Hi all. Time for another set of issues.

Issue #142 - Difference from RFC 4718 in rekeying IKE SA
========================================================
Section 2.25.2, "If a peer receives a request to delete a Child SA when it is 
currently rekeying the IKE SA, it SHOULD reply as usual, with a Delete 
payload." I noticed this is different from whatRFC 4718 recommended, but this 
is probably OK, given the other text... (but I still hope this was intentional 
change :-)

The relevant text in RFC 4718 is in section 5.11.8:
   It seems this situation is tricky to handle correctly.  Our proposal
   is as follows: if a host receives a request to rekey the IKE_SA when
   it has CHILD_SAs in "half-open" state (currently being created or
   rekeyed), it should reply with NO_PROPOSAL_CHOSEN.  If a host
   receives a request to create or rekey a CHILD_SA after it has started
   rekeying the IKE_SA, it should reply with NO_ADDITIONAL_SAS.

   The case where CHILD_SAs are being closed is even worse.  Our
   recommendation is that if a host receives a request to rekey the
   IKE_SA when it has CHILD_SAs in "half-closed" state (currently being
   closed), it should reply with NO_PROPOSAL_CHOSEN.  And if a host
   receives a request to close a CHILD_SA after it has started rekeying
   the IKE_SA, it should reply with an empty Informational response.
   This ensures that at least the other peer will eventually notice that
   the CHILD_SA is still in "half-closed" state and will start a new
   IKE_SA from scratch.

This seems to be a change to bits on the wire, so we would like the group's 
approval. AFAICT no discussion has taken place so far.

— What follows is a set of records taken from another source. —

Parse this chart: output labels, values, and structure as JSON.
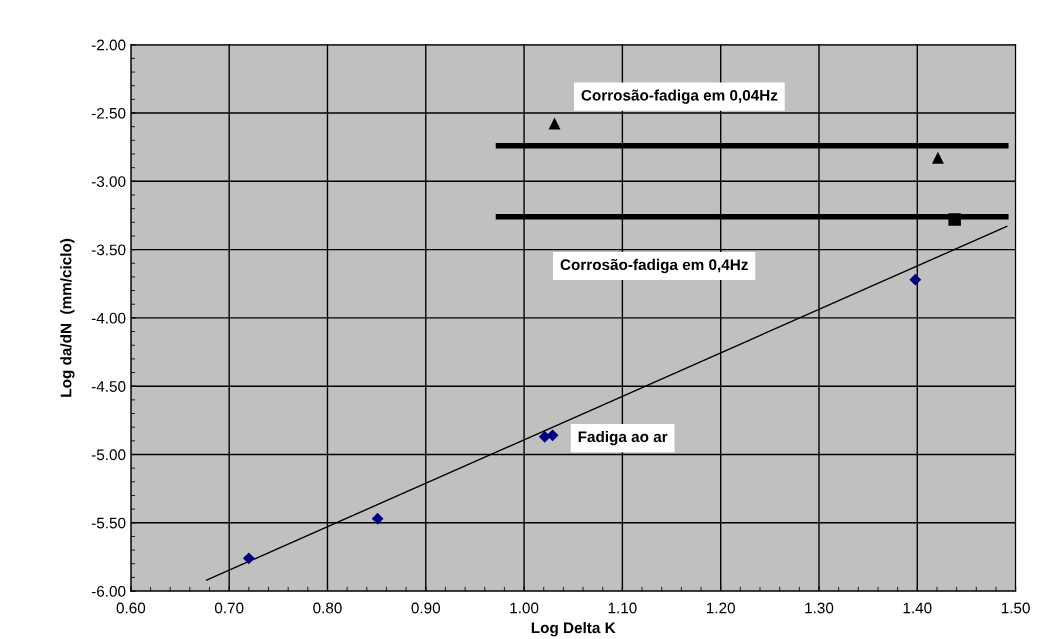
{
  "chart_data": {
    "type": "scatter",
    "xlabel": "Log Delta K",
    "ylabel": "Log da/dN  (mm/ciclo)",
    "xlim": [
      0.6,
      1.5
    ],
    "xticks": [
      {
        "value": 0.6,
        "label": "0.60"
      },
      {
        "value": 0.7,
        "label": "0.70"
      },
      {
        "value": 0.8,
        "label": "0.80"
      },
      {
        "value": 0.9,
        "label": "0.90"
      },
      {
        "value": 1.0,
        "label": "1.00"
      },
      {
        "value": 1.1,
        "label": "1.10"
      },
      {
        "value": 1.2,
        "label": "1.20"
      },
      {
        "value": 1.3,
        "label": "1.30"
      },
      {
        "value": 1.4,
        "label": "1.40"
      },
      {
        "value": 1.5,
        "label": "1.50"
      }
    ],
    "ylim": [
      -6.0,
      -2.0
    ],
    "yticks": [
      {
        "value": -6.0,
        "label": "-6.00"
      },
      {
        "value": -5.5,
        "label": "-5.50"
      },
      {
        "value": -5.0,
        "label": "-5.00"
      },
      {
        "value": -4.5,
        "label": "-4.50"
      },
      {
        "value": -4.0,
        "label": "-4.00"
      },
      {
        "value": -3.5,
        "label": "-3.50"
      },
      {
        "value": -3.0,
        "label": "-3.00"
      },
      {
        "value": -2.5,
        "label": "-2.50"
      },
      {
        "value": -2.0,
        "label": "-2.00"
      }
    ],
    "grid": true,
    "legend": false,
    "series": [
      {
        "marker": "diamond",
        "color": "#000080",
        "x": [
          0.72,
          0.851,
          1.021,
          1.029,
          1.398
        ],
        "values": [
          -5.76,
          -5.47,
          -4.87,
          -4.86,
          -3.72
        ]
      },
      {
        "name": "Fadiga ao ar",
        "type": "line",
        "color": "#000000",
        "marker": "none",
        "x": [
          0.677,
          1.491
        ],
        "values": [
          -5.92,
          -3.33
        ]
      },
      {
        "name": "Corrosão-fadiga em 0,04Hz",
        "marker": "triangle",
        "color": "#000000",
        "x": [
          1.031,
          1.421
        ],
        "values": [
          -2.58,
          -2.83
        ]
      },
      {
        "type": "line",
        "color": "#000000",
        "marker": "none",
        "x": [
          0.974,
          1.49
        ],
        "values": [
          -2.74,
          -2.74
        ]
      },
      {
        "marker": "square",
        "color": "#000000",
        "x": [
          1.438
        ],
        "values": [
          -3.28
        ]
      },
      {
        "name": "Corrosão-fadiga em 0,4Hz",
        "type": "line",
        "color": "#000000",
        "marker": "none",
        "x": [
          0.974,
          1.49
        ],
        "values": [
          -3.26,
          -3.26
        ]
      }
    ]
  }
}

Issue #145 - IKE_SA rekeying wording in 2.8
===========================================
Section 2.8, sentence: "Note that, when rekeying..." This is in wrong place; 
the rest of this paragraph is about IKE_SA rekeying, so it should be moved to 
the previous paragraph.
[[ Tero noted this as well, but Paul disagreed, saying that the placement was 
correct. This needs to be resolved. ]]

I don't really see how this is in the wrong place. The entire paragraph reads 
as follows:
   To rekey a Child SA within an existing IKE SA, create a new,
   equivalent SA (see Section 2.17 below), and when the new one is
   established, delete the old one.  Note that, when rekeying, the new
   Child SA SHOULD NOT have different traffic selectors and algorithms
   than the old one.

This is about Child SAs. It's only the next paragraph that talks about IKE SAs. 
I think this should stay where it is. Again, no discussion was spotted on the 
list.



Issue #144 - Placement of INVALID_KE_PAYLOAD text
=================================================
There are two places that have very similar text about INVALID_KE_PAYLOAD: 
Section 1.3 (for CREATE_CHILD_SA exchange), and Section 2.7 (for IKE_SA_INIT 
exchange). Especially the latter seems a bit strange, everything else in that 
section applies to CREATE_CHILD_SA exchanges, too, but this paragraph 
explicitly applies to IKE_SA_INIT only (although INVALID_KE_PAYLOAD works 
roughly the same way in CREATE_CHILD_SA, too). Perhaps the text in 2.7 should 
be moved to 1.2?

So the proposal is to move the contents of the penultimate paragraph (below) in 
section 2.7 ("Cryptographic Algorithm Negotiation") to section 1.2 ("Initial 
Exchanges").  What do you think?

   Since the initiator sends its Diffie-Hellman value in the
   IKE_SA_INIT, it must guess the Diffie-Hellman group that the
   responder will select from its list of supported groups.  If the
   initiator guesses wrong, the responder will respond with a Notify
   payload of type INVALID_KE_PAYLOAD indicating the selected group.  In
   this case, the initiator MUST retry the IKE_SA_INIT with the
   corrected Diffie-Hellman group.  The initiator MUST again propose its
   full set of acceptable cryptographic suites because the rejection
   message was unauthenticated and otherwise an active attacker could
   trick the endpoints into negotiating a weaker suite than a stronger
   one that they both prefer.





Regarding issue #140, we're still waiting for an explanation about how the 
whole transport mode through NAT issue is relevant to RFC 5555.